Dans la partie d’échec qui se joue entre la Chine et les États-Unis, la principale victime n’est pas celle que l’on croit. L’Australie, un des grands fournisseurs de blé du géant asiatique, est sans doute le pays qui a le plus à perdre. Le pays pourrait payer chèrement son alignement sur la position américaine à propos des mouvements sociaux à Hong-Kong. Les États-Unis sont parvenus à contraindre la Chine à respecter ses engagements commerciaux. Les flux de matières premières ont donc repris de l’est à l’ouest du Pacifique. Mais l’Australie, qui n’a pas la même puissance, essuie les représailles de la Chine. Cette dernière a taxé le blé australien entre 90 et 100 %. Malgré les accords commerciaux passés entre les deux pays pour deux ans et afin de prévenir une rupture avec les États-Unis, « la Chine cherche déjà où se sourcer dans la perspective où se tariraient ces approvisionnements et la France est bien placée », souligne Jean-François Lépy, le directeur général de Soufflet Négoce. Le géant asiatique, gourmand en matières premières, est exigeant. Ses fournisseurs doivent correspondre à de stricts cahiers des charges et font ensuite l’objet de visites, de suivi et de contrôles. Pour le blé, seuls une poignée de pays sont aujourd’hui agréés. Et la France est actuellement l’unique en Europe, ce qui lui laisse une place de choix pour écouler sa production.

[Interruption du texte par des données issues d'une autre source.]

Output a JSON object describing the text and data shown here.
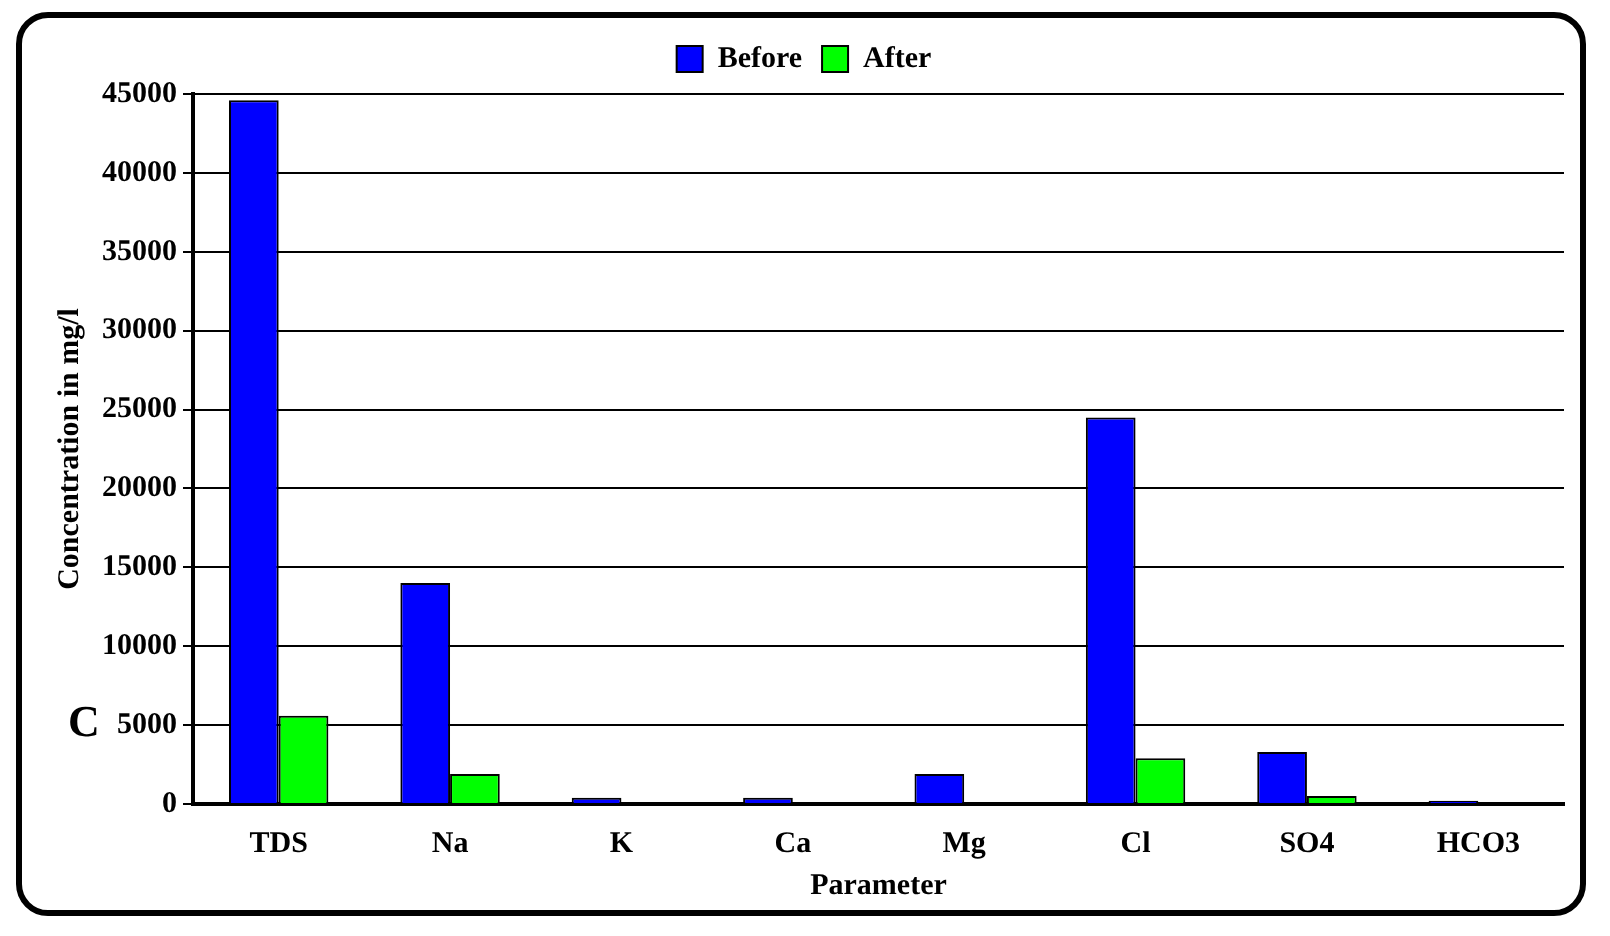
{
  "chart_data": {
    "type": "bar",
    "xlabel": "Parameter",
    "ylabel": "Concentration in mg/l",
    "annotations": [
      "C"
    ],
    "categories": [
      "TDS",
      "Na",
      "K",
      "Ca",
      "Mg",
      "Cl",
      "SO4",
      "HCO3"
    ],
    "series": [
      {
        "name": "Before",
        "color": "#0000ff",
        "values": [
          44600,
          14000,
          400,
          400,
          1900,
          24500,
          3300,
          200
        ]
      },
      {
        "name": "After",
        "color": "#00ff00",
        "values": [
          5600,
          1900,
          null,
          null,
          null,
          2900,
          500,
          null
        ]
      }
    ],
    "ylim": [
      0,
      45000
    ],
    "yticks": [
      0,
      5000,
      10000,
      15000,
      20000,
      25000,
      30000,
      35000,
      40000,
      45000
    ],
    "grid": "y",
    "legend": "top"
  }
}
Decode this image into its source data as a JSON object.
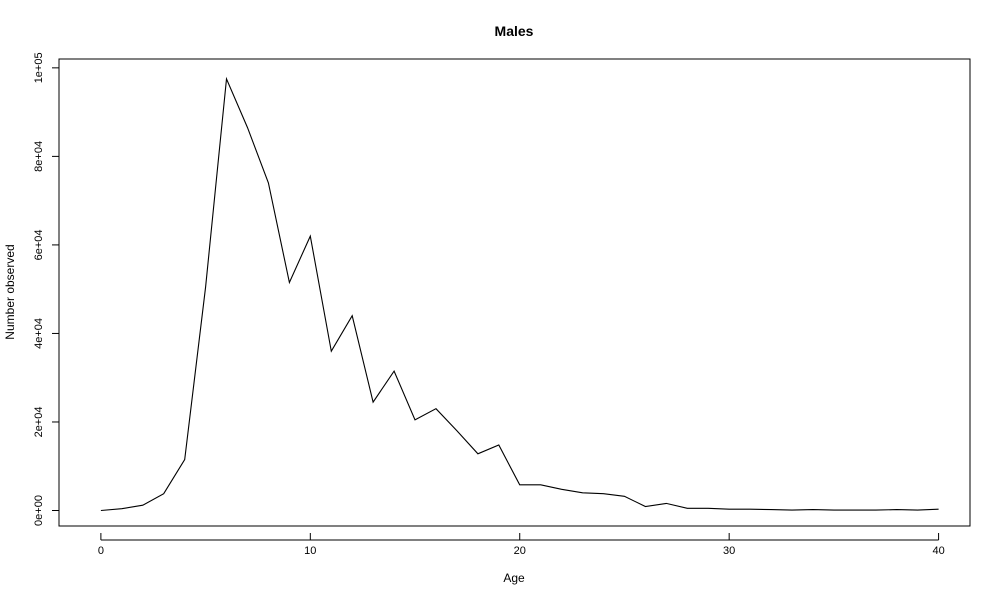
{
  "chart_data": {
    "type": "line",
    "title": "Males",
    "xlabel": "Age",
    "ylabel": "Number observed",
    "xlim": [
      -2,
      41.5
    ],
    "ylim": [
      -3500,
      102000
    ],
    "x_ticks": [
      0,
      10,
      20,
      30,
      40
    ],
    "x_tick_labels": [
      "0",
      "10",
      "20",
      "30",
      "40"
    ],
    "y_ticks": [
      0,
      20000,
      40000,
      60000,
      80000,
      100000
    ],
    "y_tick_labels": [
      "0e+00",
      "2e+04",
      "4e+04",
      "6e+04",
      "8e+04",
      "1e+05"
    ],
    "grid": false,
    "series": [
      {
        "x": [
          0,
          1,
          2,
          3,
          4,
          5,
          6,
          7,
          8,
          9,
          10,
          11,
          12,
          13,
          14,
          15,
          16,
          17,
          18,
          19,
          20,
          21,
          22,
          23,
          24,
          25,
          26,
          27,
          28,
          29,
          30,
          31,
          32,
          33,
          34,
          35,
          36,
          37,
          38,
          39,
          40
        ],
        "values": [
          0,
          400,
          1200,
          3800,
          11500,
          50500,
          97500,
          86500,
          74000,
          51500,
          62000,
          36000,
          44000,
          24500,
          31500,
          20500,
          23000,
          18000,
          12800,
          14800,
          5800,
          5800,
          4800,
          4000,
          3800,
          3200,
          900,
          1600,
          500,
          500,
          300,
          300,
          200,
          100,
          200,
          100,
          100,
          100,
          200,
          100,
          300
        ]
      }
    ]
  }
}
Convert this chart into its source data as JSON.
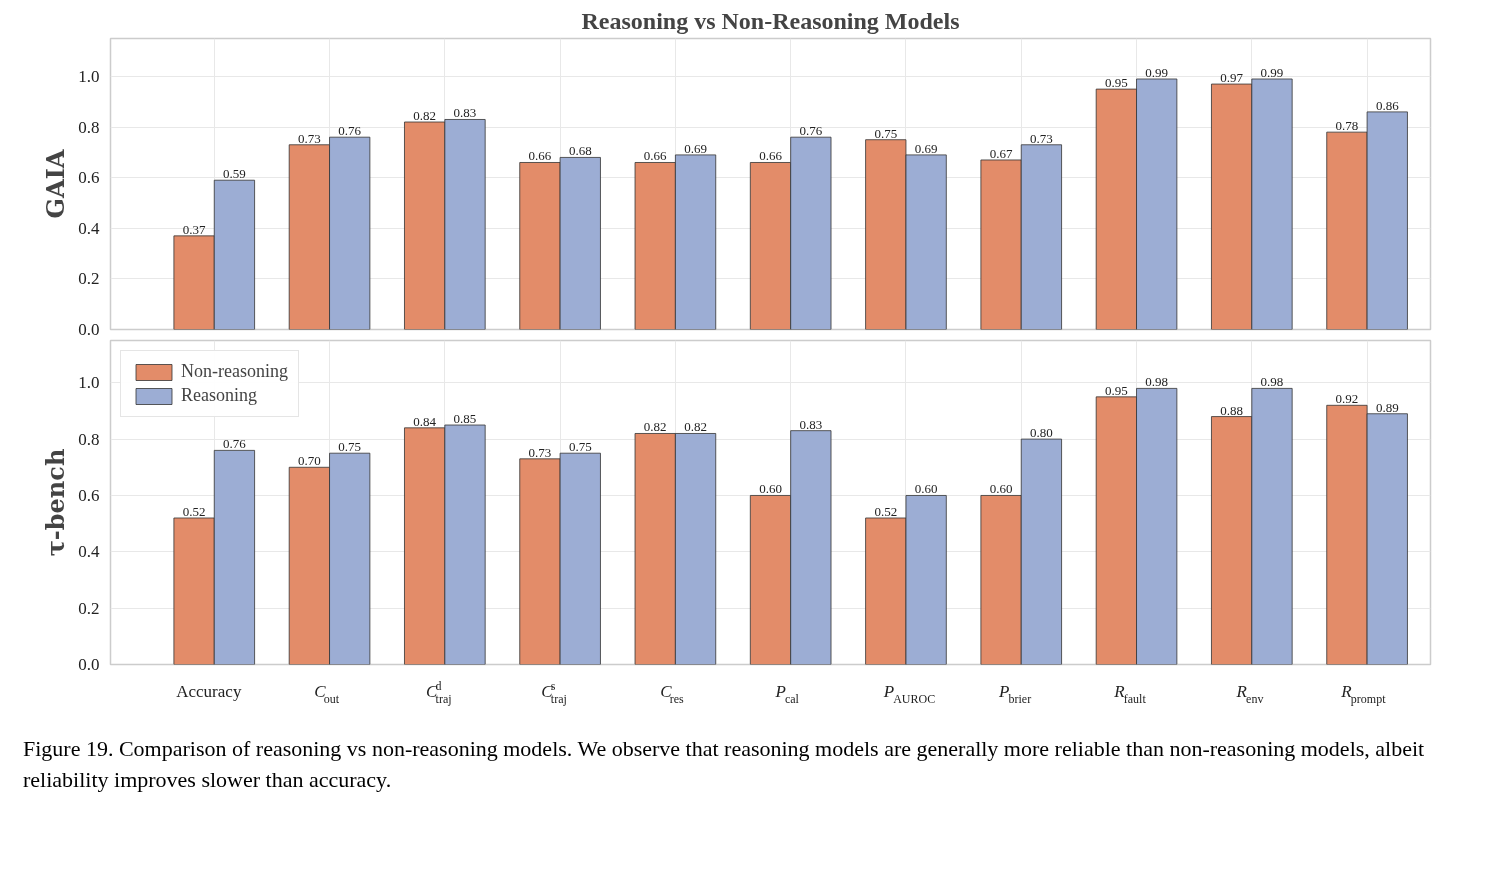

Une place dans le sourcing chinois?
Sur la campagne 2019-2020, la Chine a été beaucoup plus présente qu’à l’accoutumée dans les exportations de céréales françaises. Et sur les trois premiers mois de la nouvelle saison démarrée en juillet, elle en a déjà acheté autant que sur l’ensemble de la précédente. Ce soudain appétit a deux origines: d’une part, le pays est parvenu à enrayer l’épidémie de peste porcine africaine qui décimait ses cochons. La Chine a renouvelé son cheptel et a besoin de céréales pour nourrir les animaux. D’autre part, les dernières moissons n’ont pas donné les rendements escomptés dans l’hémisphère nord, l’offre étant plus restreinte que d’habitude, et l’énorme demande de la Chine a dopé les prix. Cette flambée des cours a refroidi les autres clients potentiels qui espèrent son éventuelle retombée pour passer leurs commandes. Pour les orges, les fournisseurs de la Chine sont un peu plus nombreux mais pas sur de gros volumes, comme le Danemark et la Bulgarie. Quant à l’Ukraine, la qualité de ses grains n’est pas conforme. Pourtant, la clientèle de la Chine est très convoitée: « L’écart de prix entre une orge fourragère qui peut être exportée vers la Chine et une qui ne peut pas est de 15 €/t. L’orge, de brasserie mais surtout fourragère, représente des flux importants dopés par les bisbilles avec l’Australie. »
Concurrence australienne
La forte demande de la Chine et son désintérêt subit pour les blés australiens modifient les échanges. L’Argentine, qui a l’an dernier étendu ses surfaces de blé de 60 %, est sur les rangs. Sa production devrait continuer de croître en quantité et en qualité. Et le gouvernement a même autorisé cette année la production de blés OGM, une première mondiale. Cette modification génétique permet à la céréale de mieux résister aux sécheresse. Quant à l’Australie, elle doit se trouver de nouveaux débouchés et devrait en principe cibler prioritairement les pays d’Afrique de l’est et du Moyen-Orient, parmi lesquels l’Arabie Saoudite et, dans une moindre mesure, le Yémen qui passaient régulièrement commande auprès des exportateurs français.